1. \((x,y) = (1,0)\) we have Suppose \(p^2-2q^2 = 1\), then \begin{align*} && (3p+4q)^2-2\cdot(2p+3q)^2 &= 9p^2+24pq + 16q^2 - 2\cdot(4p^2+12pq+9q^2) \\ &&&= p^2(9-8) + pq(24-24) + q^2(16-18) \\ &&&= p^2 - 2q^2 = 1 \end{align*} So we have: \begin{array}{c|c} x & y \\ \hline 1 & 0 \\ 3 & 2 \\ 17 & 12 \\ \end{array}
2. Suppose \(x = 2m+1\) and \(y = 2n\) then \begin{align*} && 1 & = x^2 - 2y^2 \\ &&&= (2m+1)^2 - 2(2n)^2 \\ &&&= 4m^2 + 4m + 1 - 8n^2 \\ \Leftrightarrow && n^2 &= \frac{m(m+1)}{2} \end{align*}
3. Suppose \(b^3 = c^4 - a^2 =(c^2-a)(c^2+a)\), since \(b\) is prime and \(c^2 + a > c^2-a\) we must have: \begin{align*} && p = c^2-a && p^2 =c^2 +a \\ \Rightarrow && c^2 = \frac{p+p^2}{2} && a = \frac{p^2-p}2\\ && 1 = c^2-a && p^3 = c^2+a \\ \Rightarrow && c^2 = \frac{p^3+1}{2} && a = \frac{p^3-1}{2} \end{align*} Note that \(c^2 = \frac{p(p+1)}{2}\) is reminicent of our first equation, so suppose \(n = c = 6\) and \(p = m = 8\) then \(6^4 = 8^3 + 28^2\)

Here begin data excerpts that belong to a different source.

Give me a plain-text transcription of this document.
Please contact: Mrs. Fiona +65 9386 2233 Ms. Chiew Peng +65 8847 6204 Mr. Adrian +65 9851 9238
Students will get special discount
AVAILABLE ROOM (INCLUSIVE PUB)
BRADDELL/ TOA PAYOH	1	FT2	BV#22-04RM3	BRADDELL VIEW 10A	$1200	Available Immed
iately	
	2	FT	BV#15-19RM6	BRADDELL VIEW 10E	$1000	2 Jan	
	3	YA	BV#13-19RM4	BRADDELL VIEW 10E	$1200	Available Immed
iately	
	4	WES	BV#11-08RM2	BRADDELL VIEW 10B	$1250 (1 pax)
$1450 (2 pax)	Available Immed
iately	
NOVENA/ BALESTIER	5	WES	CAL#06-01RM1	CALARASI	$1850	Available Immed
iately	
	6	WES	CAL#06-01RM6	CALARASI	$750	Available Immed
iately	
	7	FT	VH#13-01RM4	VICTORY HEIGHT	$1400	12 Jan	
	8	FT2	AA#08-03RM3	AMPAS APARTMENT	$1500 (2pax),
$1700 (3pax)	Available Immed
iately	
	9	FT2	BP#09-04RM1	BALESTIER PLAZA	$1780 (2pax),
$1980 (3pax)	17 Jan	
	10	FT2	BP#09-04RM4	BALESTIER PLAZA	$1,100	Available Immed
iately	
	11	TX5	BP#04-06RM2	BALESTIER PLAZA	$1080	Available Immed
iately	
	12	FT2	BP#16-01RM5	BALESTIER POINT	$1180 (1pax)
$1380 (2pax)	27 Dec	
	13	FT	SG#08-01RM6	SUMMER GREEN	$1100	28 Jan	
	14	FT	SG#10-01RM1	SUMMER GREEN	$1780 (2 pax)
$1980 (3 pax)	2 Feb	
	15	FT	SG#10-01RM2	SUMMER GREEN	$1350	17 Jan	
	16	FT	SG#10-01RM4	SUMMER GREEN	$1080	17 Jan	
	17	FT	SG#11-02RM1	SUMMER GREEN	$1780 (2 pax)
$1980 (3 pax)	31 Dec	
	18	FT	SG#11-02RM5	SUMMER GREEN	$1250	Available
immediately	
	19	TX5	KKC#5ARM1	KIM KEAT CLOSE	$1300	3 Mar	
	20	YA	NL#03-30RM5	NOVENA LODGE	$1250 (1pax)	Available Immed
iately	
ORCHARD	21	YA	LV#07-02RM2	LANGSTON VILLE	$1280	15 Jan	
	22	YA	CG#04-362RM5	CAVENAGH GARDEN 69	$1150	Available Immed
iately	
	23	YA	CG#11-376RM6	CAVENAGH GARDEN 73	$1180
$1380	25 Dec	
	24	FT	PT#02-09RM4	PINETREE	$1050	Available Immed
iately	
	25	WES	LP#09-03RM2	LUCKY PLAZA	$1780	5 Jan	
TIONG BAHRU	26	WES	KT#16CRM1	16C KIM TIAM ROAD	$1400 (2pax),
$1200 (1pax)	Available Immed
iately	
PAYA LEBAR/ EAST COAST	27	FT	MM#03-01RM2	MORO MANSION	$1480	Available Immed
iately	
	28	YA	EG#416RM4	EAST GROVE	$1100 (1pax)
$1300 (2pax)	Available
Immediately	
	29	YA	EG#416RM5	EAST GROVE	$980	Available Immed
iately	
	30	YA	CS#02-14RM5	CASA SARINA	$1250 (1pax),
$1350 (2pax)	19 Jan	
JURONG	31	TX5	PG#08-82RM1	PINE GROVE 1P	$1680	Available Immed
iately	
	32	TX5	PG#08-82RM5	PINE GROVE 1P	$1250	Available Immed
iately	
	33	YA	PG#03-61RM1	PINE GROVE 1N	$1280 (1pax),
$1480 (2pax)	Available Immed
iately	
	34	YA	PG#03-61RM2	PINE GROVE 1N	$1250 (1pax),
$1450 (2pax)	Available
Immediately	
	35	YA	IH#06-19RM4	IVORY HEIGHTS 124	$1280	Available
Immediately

Solution: \begin{array}{c|c} n & n^3 \\ \hline 1 & 1 \\ 2 & 8 \\ 3 & 27 \\ 4 & 64 \\ 5 & 125 \\ 6 & 216 \\ 7 & 343 \\ 8 & 512 \\ 9 & 729 \\ 10 & 1000 \\ \end{array}

1. \(\,\) \begin{align*} && x^3 + y^3 &= kz^3 \\ \Rightarrow &&k(x^2-xy+y^2)&=kz^3 \\ \Rightarrow && z^3 &= (x+y)^2-3xy \\ &&&= k^2-3x(k-x) \\ &&&= k^2-3xk+3x^2 \\ \\ \Rightarrow && \frac{4z^3-k^2}{3} &= \frac{4(k^2-3xk+3x^2)-k^2}{3} \\ &&&= \frac{3k^2-12xk+12x^2}{3} \\ &&&= k^2-4xk+4x^2 \\ &&&= (k-2x)^2 \end{align*} Therefore \(\frac{4z^3-k^2}{3}\) is a perfect square and so \(4z^3 \geq k^2 \Rightarrow z^3 \geq \frac14k^2\). Clearly \(kz^3 < x^3+3x^2y+3xy^2+y^3 = k^3 \Rightarrow z^3 < k^2\), therefore \(\frac14 k^2 \leq z^3 < k^2\) Therefore if \(k = 20\), \(100 \leq z^3 < 400 \Rightarrow z \in \{ 5, 6,7\}\). Mod \(3\) it is clear that \(4z^3-k^2\) is not divisible by \(3\) for \(z = 5,6\) therefore \(z = 7\) \begin{align*} && 343 &= 3x^2-60x+400 \\ \Rightarrow && 0 &= 3x^2-60x+57 \\ \Rightarrow && 0 &= x^2-20x+19 \\ \Rightarrow && x &= 1,19 \end{align*} Therefore a solution is \(1^3 + 19^3 = 20 \cdot 7^3\)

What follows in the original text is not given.